JustPod data indicates that 74% of users are willing to pay for podcasts, and 71.6% of users have engaged in consumption behaviors due to podcasts. These data suggest that podcasts are transforming from "niche self-reserved land" to "mass content infrastructure," and Bilibili's all-in decision on video podcasts at this juncture is both a response to market trends and an attempt to seize industry upgrade dividends.
The revival of in-depth content and the "videofication of podcasts" achieve self-transcendence.
In a content ecosystem dominated by algorithm recommendations and 3-second highlights, video podcasts remain essentially "slow media." They don't seek instant gratification but require viewers' sustained investment of time; they don't offer information fast food but serve feasts of thought.
This starkly contrasts with short video ads that pursue immediate conversion, introducing a unique dimension for evaluating commercial value. Hence, the rise of video podcasts is intrinsically a rediscovery of the value of in-depth content.
A deeper dive reveals that the Elaboration Likelihood Model (ELM) unveils video podcasts' dual persuasion paths: when users engage deeply, they rationally accept content through the "central route"; when their attention is distributed, they rely on the "peripheral route," such as the host's persona, to establish trust. This "dual-track superposition" ability to build trust is precisely the niche advantage shared by Bilibili and podcasts.
Moreover, the "slow philosophy" of countering fragmentation has become its core competitiveness. Just Pod research shows that 91.2% of Chinese podcast users hold a bachelor's degree or higher, and 73.4% are users in first-tier and new first-tier cities, forming a precise high-net-worth individual traffic pool.
For instance, after a skincare brand placed customized content on "Business Is Like This," its Tmall flagship store's search volume surged by 180%, affirming podcasts' unique business logic: "content seeding - mind capture - long-term conversion." This "slow conversion" model may offer more advantages in integrating brand and effect than the "watch and buy immediately" model of short videos in the era of consumption upgrading.
Furthermore, amidst the trust economy, Chinese podcasts are undergoing a value leap from "traffic business" to "trust economy." Surveys and data indicate that users have a high tolerance for podcast advertisements, with only 0.6% of listeners exiting due to ads. This suggests that the core of podcast commercialization lies not in hard selling but in emotional connections grounded in trust.
The addition of video elements makes this trust-building more multidimensional. When the host steps from behind the sound to in front of the camera, listeners' perception of their personality traits becomes more complete. This new form of social interaction, where "the body is absent but emotions are present," creates emotional stickiness that traditional media struggles to match.

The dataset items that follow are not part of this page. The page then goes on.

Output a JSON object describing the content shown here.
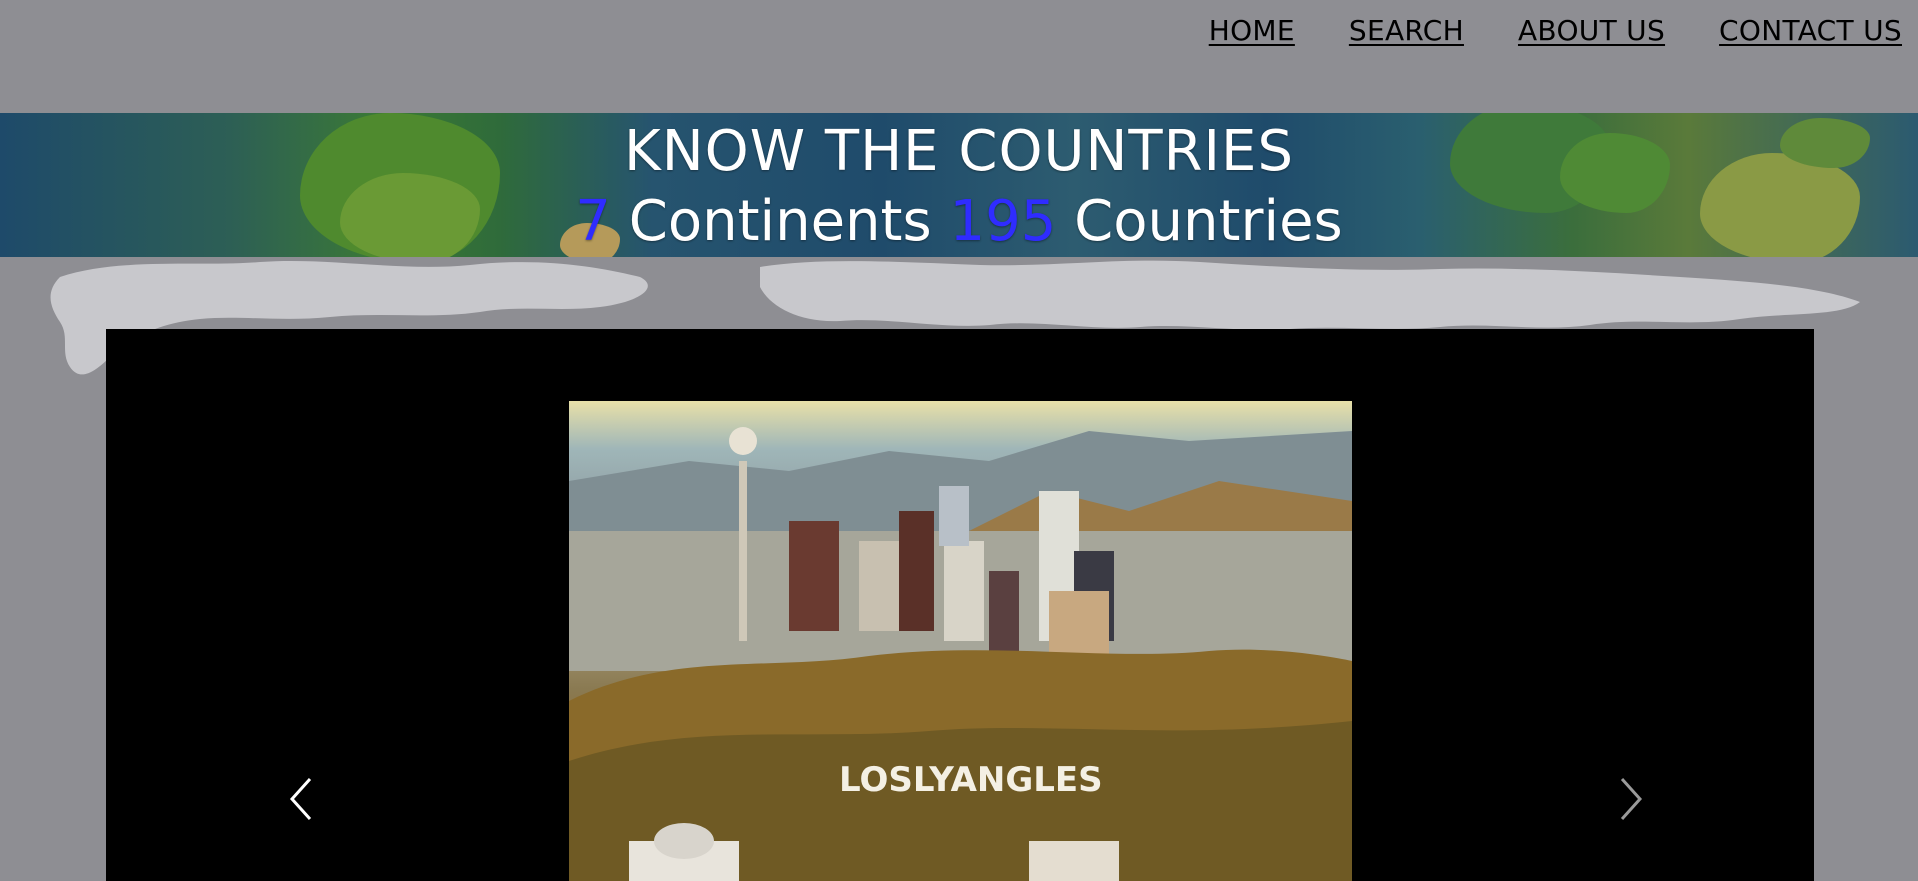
{
  "nav": {
    "items": [
      {
        "label": "HOME"
      },
      {
        "label": "SEARCH"
      },
      {
        "label": "ABOUT US"
      },
      {
        "label": "CONTACT US"
      }
    ]
  },
  "banner": {
    "title": "KNOW THE COUNTRIES",
    "continents_count": "7",
    "continents_label": " Continents ",
    "countries_count": "195",
    "countries_label": " Countries"
  },
  "carousel": {
    "slide_sign_text": "LOSLYANGLES",
    "prev_icon": "chevron-left-icon",
    "next_icon": "chevron-right-icon"
  },
  "colors": {
    "accent": "#2f2cff",
    "page_background": "#8e8e93",
    "carousel_background": "#000000"
  }
}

Lastly, there's the visual expression of the market of ideas. Video podcasts are not mere recording processes moved to the screen but rather construct immersive thought fields around personal IPs. The success of "The Joe Rogan Experience" on YouTube demonstrates that the host's charisma, lens expression ability, and deep dialogue skills are core assets.
At this juncture, Bilibili's 1 billion traffic has not only ignited creators' enthusiasm but also sounded the counterattack horn for in-depth content against the era of fragmentation.
Currently, globally, the boundaries between audio, video, and live streaming are blurring, and their ultimate form may transcend both pure audio and traditional video. Bilibili's bet on video podcasts at this time is both a forward-looking judgment on content consumption trends and a strategic attempt to break through the commercialization dilemma.